Me senté a esperar mi turno, con las manos sobre las piernas , con los dedos entumecidos y el ruido de la calle que me resultaba desesperante. Miré a mi costado izquierdo, divisé aquel joven, no llegaba a los 20 años. Tenía las manos inquietas, se movía muy rápidamente y hundía los ojos en el celular de su madre que (ya desbordada), le mostraba unas fotos. Me miró, no saqué la vista de aquel punto. Tenía la mirada desordenada, y acompañada por la luz que entraba por el ventanal, de a ratos parecía nostálgica, como si entendiera todo, quizás demasiado. Corrí la cabeza, miré hacia la recepción, ella me observaba como siempre, sabe mi historia y a veces pienso que le doy lástima. Mordisqueé mis uñas como de costumbre, mi gran antídoto para calmar la ansiedad; miré la hora en mi celular, saqué un libro, abrí unas páginas, quise leer, fue imposible.

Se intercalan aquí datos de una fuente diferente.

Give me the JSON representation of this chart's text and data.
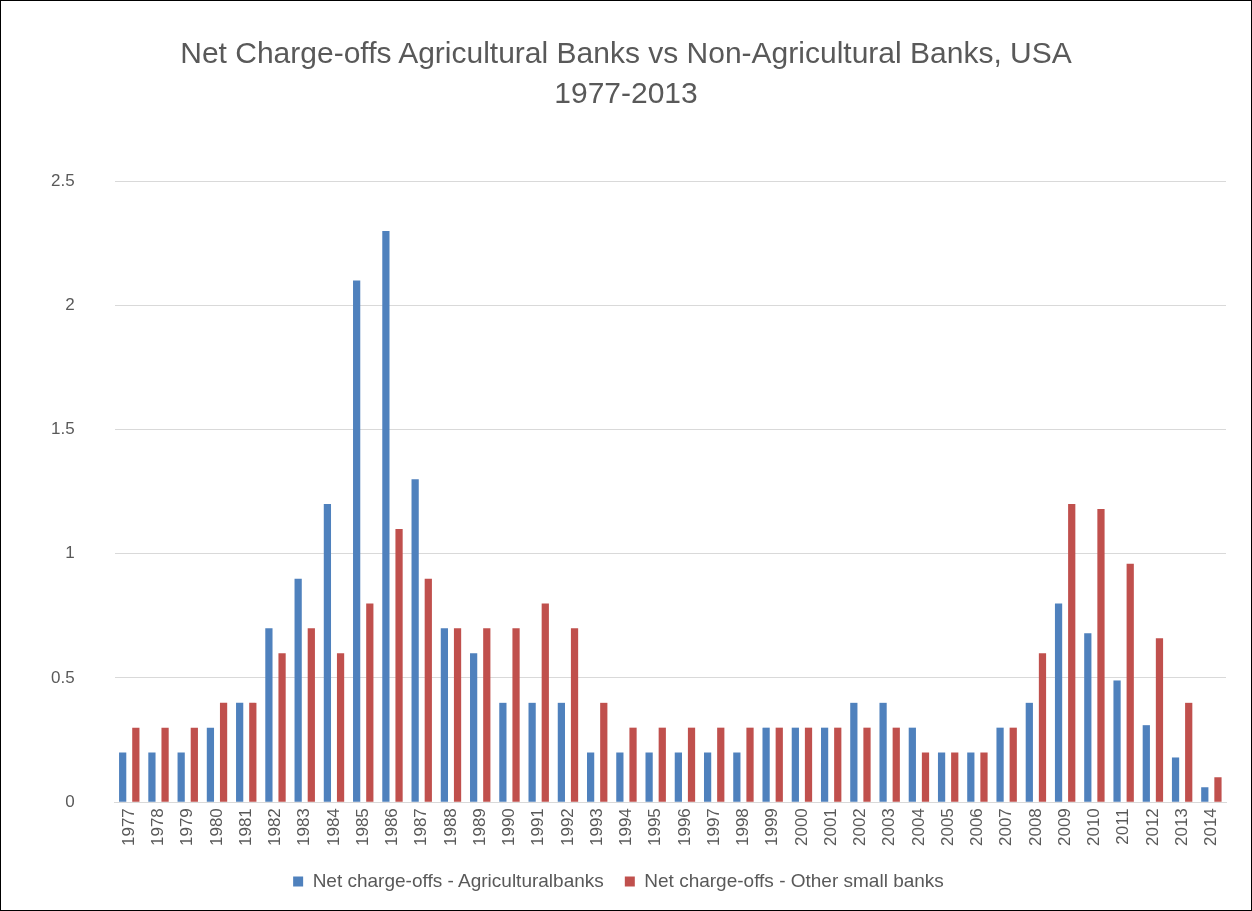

Miré hacia mi derecha, el niño, el ruido de la puerta.
-“Pasá Melody”.
Me miró y con un gesto amable quiso desprender una sonrisa. Sabe que no estoy bien. Sabe cuanto la necesito.
Como en todos los principios de las sesiones el ambiente se reducía a una mirada buscando un comienzo, una delicada sonrisa y un silencio como puente. Siempre me sonreía, y yo también. Me preguntó porque me reía hablando de temas tan serios y contesté que era mi forma de evitar el llanto irreversible, que siempre fue mi forma de resguardarme. Sin ninguna otra acotación empecé a hablar de forma espasmódica y nerviosa.
Ella anotaba, de a ratos levantaba la vista y reflexionaba, queriendo entenderme, mirando a la vez los rasguños de mis brazos que ya comenzaban a cicatrizar.
“Trastorno límite de la personalidad con comorbilidad en un trastorno de ansiedad generalizada”
Bastante fuerte, aunque ya previsto.
Mañana es martes, y a pesar de la contaminación, me alivia saber que voy a volver a verla.